Echoes of the past: The changing appearance to Bailiff Bridge

Bailiff Bridge crossroads during the 1920s
Bailiff Bridge crossroads during the 1920s

Bailiff Bridge crossroads during the 1920s. It looks as though time has stood still, or was it just a quiet day?

The men standing at the front of the bus have time to chat whilst one of them leans on his bicycle.

Whilst many things have changed in Bailiff Bridge since Firth’s closed in 2000, there are some things in this view that many will remember. The Bailiff Bridge fountain with its two granite troughs still intact. This was given by Lady Janet Firth to the people of the community and was formally handed over on 31 July 1911. The fountain was as familiar to all the residents, as it was to all who passed through the village. Lady Firth gave a sum of money to the Hipperholme Urban District Council for its upkeep, she never wanted it to be a financial burden to the local ratepayers.

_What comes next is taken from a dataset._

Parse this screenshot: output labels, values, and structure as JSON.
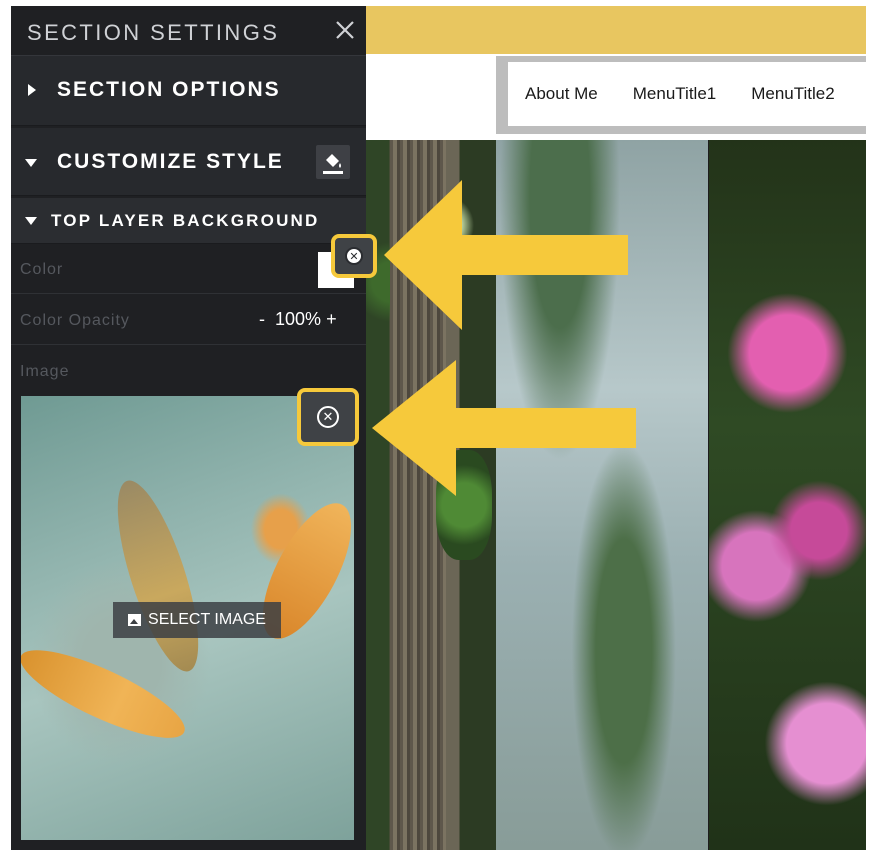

The fountain remained on that site until 1962 when it was removed - deemed as a road hazard. The Firth family when contacted about it suggested it might be moved and erected in the memorial garden opposite Co-operative Buildings, but it never happened. It was deposited on a depot on ‘Rookes Bend’ Norwood Green, the two granite troughs do still exist and are in two gardens in the Brighouse area.

Whilst the two walk-ways across Birkby Lane can be seen on this photograph they were taken down when Firth’s Clifton Mills were demolished. The showroom which now has multi-occupation by small businesses was built in 1909 as the new office and showroom block. It was one of the first buildings, certainly in this area to be built using pre-cast concrete. Interestingly precast panelled buildings were pioneered in Liverpool in 1905. The process was invented by city engineer John Alexander Brodie, a creative genius who also invented the idea of the football goal net.

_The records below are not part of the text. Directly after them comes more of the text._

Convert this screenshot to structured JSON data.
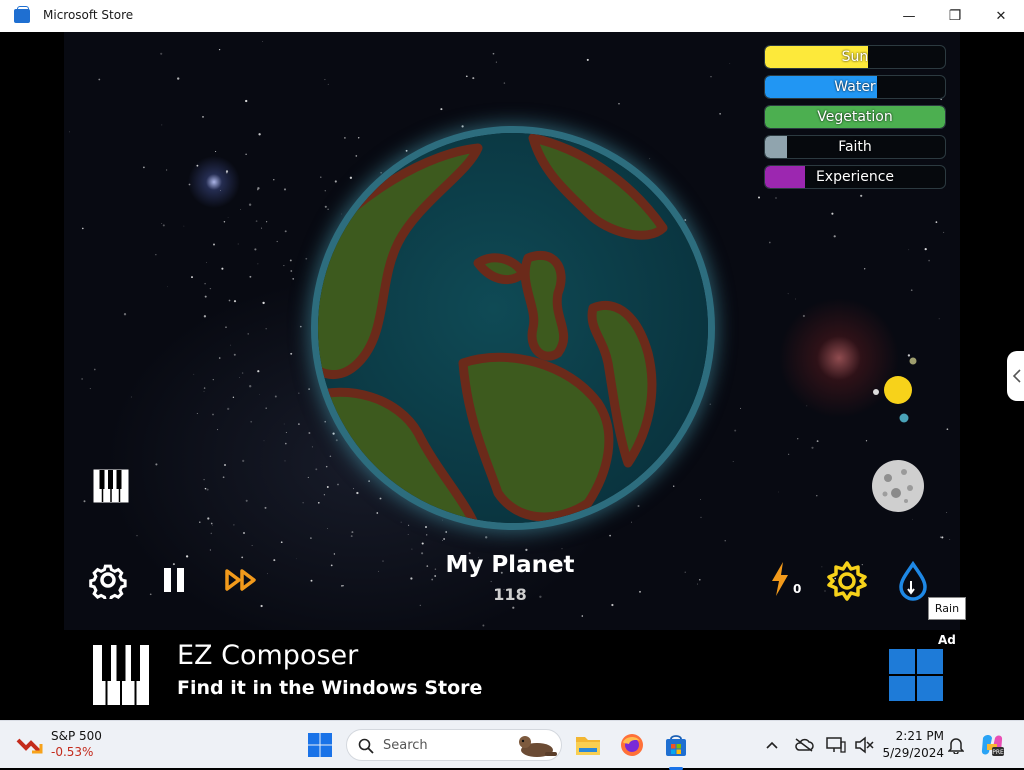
{
  "window": {
    "title": "Microsoft Store",
    "minimize_glyph": "—",
    "maximize_glyph": "❐",
    "close_glyph": "✕"
  },
  "status_bars": [
    {
      "label": "Sun",
      "level": 0.57,
      "color": "#fde93a"
    },
    {
      "label": "Water",
      "level": 0.62,
      "color": "#2196f3"
    },
    {
      "label": "Vegetation",
      "level": 1.0,
      "color": "#4caf50"
    },
    {
      "label": "Faith",
      "level": 0.12,
      "color": "#90a4ae"
    },
    {
      "label": "Experience",
      "level": 0.22,
      "color": "#9c27b0"
    }
  ],
  "planet": {
    "name": "My Planet",
    "score": "118"
  },
  "energy": {
    "count": "0"
  },
  "tooltip": {
    "text": "Rain"
  },
  "ad": {
    "title": "EZ Composer",
    "subtitle": "Find it in the Windows Store",
    "badge": "Ad"
  },
  "taskbar": {
    "stock_name": "S&P 500",
    "stock_change": "-0.53%",
    "search_placeholder": "Search",
    "time": "2:21 PM",
    "date": "5/29/2024"
  },
  "colors": {
    "accent_yellow": "#f7d21a",
    "accent_orange": "#f29a1b",
    "rain_blue": "#1e88e5"
  }
}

The buildings below the towering office block was the Bailiff Bridge Institute and William Ward’s butcher’s shop, complete with his own abattoir at the back of the premises.

The large ground floor window on the right was the side window of Clayton’s the village grocer and corn dealer, with a front door overlooking the crossroads. Another interesting fact about that shop and the adjoining properties. Directly behind them was the village public well, today it is concreted over, but was the place where the whole village would have got their water from in those pre-piped water and tap days.

Back in the days I took small groups from Bailiff Bridge school on a guided walk round the village or a slide presentation of it. That well was one of the places I showed them. They were fascinated with the very thoughts of having to take your water home in a bucket before going to school....

Whilst the village may have changed in appearance the history and memories live on.